Single by Ice-T

from the album Rhyme Pays
- A-side: "Dog 'n the Wax (Ya Don't Quit-Part II)"
- Released: 1986
- Genre: Gangsta rap
- Length: 3:45 (original B-side) 7:11 (extended album version)
- Label: Techno Hop Records Sire/Warner Bros. (re-release)
- Songwriters: Andre Pierre; Ice-T;
- Producer: The Unknown DJ

Ice-T singles chronology
| "Ya Don't Quit" (1985) | "6 in the Mornin'" (1986) | "Colors" (1988) |

= 6 in the Mornin' =

"6 in the Mornin' is a song by American rapper Ice-T. Released in 1986 as the B-side of "Dog 'n the Wax (Ya Don't Quit-Part II)", the song is considered to be one of the defining tracks of the gangsta rap genre. It also appeared (as "6 'N the Mornin'") on Ice T's debut album Rhyme Pays in 1987. The song was produced by Compton's Most Wanted associate the Unknown DJ.

"Midnight", from Ice T's 1991 album O.G. Original Gangster, is a prequel of this song. "Midnight" ends with the lyric "looked at my watch, it was six in the morning", and "6 in the Mornin opens with the lyric "six in the morning, police at my door."

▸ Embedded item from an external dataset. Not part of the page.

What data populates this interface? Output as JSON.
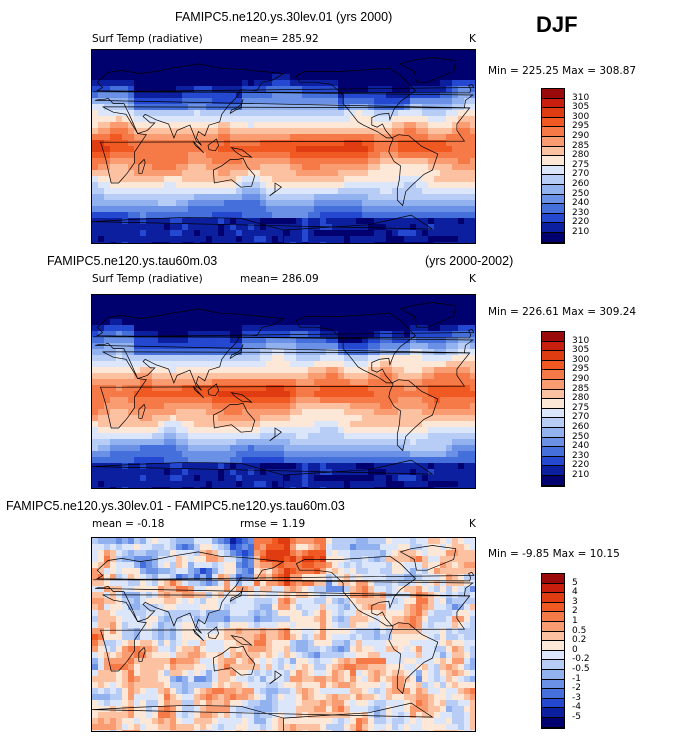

A version of the song was later recorded by the Tennessee horrorcore group Three 6 Mafia on its Chapter 2: World Domination album, and was aptly renamed "3-6 in the Mornin and features occasional samples from the original. The song was re-recorded by Ice T for the 2020 Body Count album Carnivore.

In the documentary series Hip-Hop Evolution, Ice-T explains that he was inspired by the rapper Schoolly D and his 1985 song P.S.K.